Because Jim feels personally convinced that the export for reuse and repair will become a "reuse excuse" for a "digital dump", he has lobbied successfully to get "guidelines" passed in the PACE committee to urge for testing and packaging changes... using the very "Post Treaty Revisionism" he protested ten years ago (October 2004).

In 2006, BAN issued a paper "Preventing the Digital Dump: Ending “Re-use Abuse
Such re-use exports have been touted as a means to bridge the “digital divide” and satisfy the great desire and need in the developing world to become a part of the information age through access to information technology. However there is a very ugly side to this “re-use” trade as well and it is time that we begin to be able to tell the difference. 
In Tragedy 2, I will take excerpts from that briefing paper to show how BAN created a fake "investigation" statistic which influenced the resulting Guidelines, which were then issued by Interpol as a "litmus test" for dumping, and used by the UK to put Joe Benson in prison for something he'd been doing harmlessly for over 20 years.

These GUIDELINES, prepared by voluntary committee members with no official elected or government appointed role in most cases do indeed "raise the bar" over the Basel Convention Guidelines.  INTERPOL has released inspection recommendations based on these Guidelines, and UK inspectors used the Guidelines as evidence for suspicion and search of Joe Benson's African clients containerloads (Mr. Benson was not the exporter, technically, but that's another discussion).
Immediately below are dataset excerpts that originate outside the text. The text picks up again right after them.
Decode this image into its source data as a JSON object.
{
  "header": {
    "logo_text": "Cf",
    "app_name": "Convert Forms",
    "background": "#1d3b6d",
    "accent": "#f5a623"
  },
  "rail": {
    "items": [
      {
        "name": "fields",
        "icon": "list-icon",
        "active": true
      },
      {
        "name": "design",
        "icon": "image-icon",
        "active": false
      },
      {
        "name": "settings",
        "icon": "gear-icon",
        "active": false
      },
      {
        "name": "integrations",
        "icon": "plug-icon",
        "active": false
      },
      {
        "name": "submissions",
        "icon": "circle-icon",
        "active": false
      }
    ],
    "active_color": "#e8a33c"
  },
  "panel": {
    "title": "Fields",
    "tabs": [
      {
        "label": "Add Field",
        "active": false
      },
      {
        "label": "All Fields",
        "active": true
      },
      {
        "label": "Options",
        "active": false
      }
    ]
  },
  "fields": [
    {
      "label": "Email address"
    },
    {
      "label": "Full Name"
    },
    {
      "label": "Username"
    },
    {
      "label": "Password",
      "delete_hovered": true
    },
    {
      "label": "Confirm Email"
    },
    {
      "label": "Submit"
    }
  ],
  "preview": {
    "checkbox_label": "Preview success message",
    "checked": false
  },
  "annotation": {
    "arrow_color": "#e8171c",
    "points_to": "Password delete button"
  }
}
In Tragedy 2, I will break down this "slippery slope" which leads from a treaty that explicitly recognizes Benson's right to own personal property and to trade in legal commodities, into a "guideline" passed by a committee.    I'll show you how a fake statistic is used to rush judgement, and trick enforcement officials to use the "guidelines" to seize goods and imprison traders.

  • A Treaty is negotiated which allows export for reuse and repair.
  • A small NGO which protested language in that treaty succeeds in getting a subcommittee to review guidelines for the export for reuse and repair.
  • The small non-democratically-elected-or-appointed committee compromises with the NGO to raise the standards for "export for repair" to read "tested working".
  • Benson is accused and convicted of violating those guidelines.

In this process, the explicit language protecting the right to repair and reuse in the original Convention is undermined and rewritten by a small group.  Some are well-intentioned but do not know that the repair industry is better and more skilled in poor countries.  Some are EU and USA refurbishers who want to protect their own jobs.  Some are representing OEM or software companies whose interests conflict with refurbishers in Africa.

Export for reuse and repair is NOT ILLEGAL.  It is both environmentally preferable and NOT illegal.  And the process of using international committee expert appointments to undermine the business model Joe Benson used for 25 years is an example of why the USA is suspicious of ratifying such treaties.  I would personally prefer the USA sign and ratify so that it had a stronger voice and interest in keeping the treaties from being undermined... but can see the nuance of both sides of this story.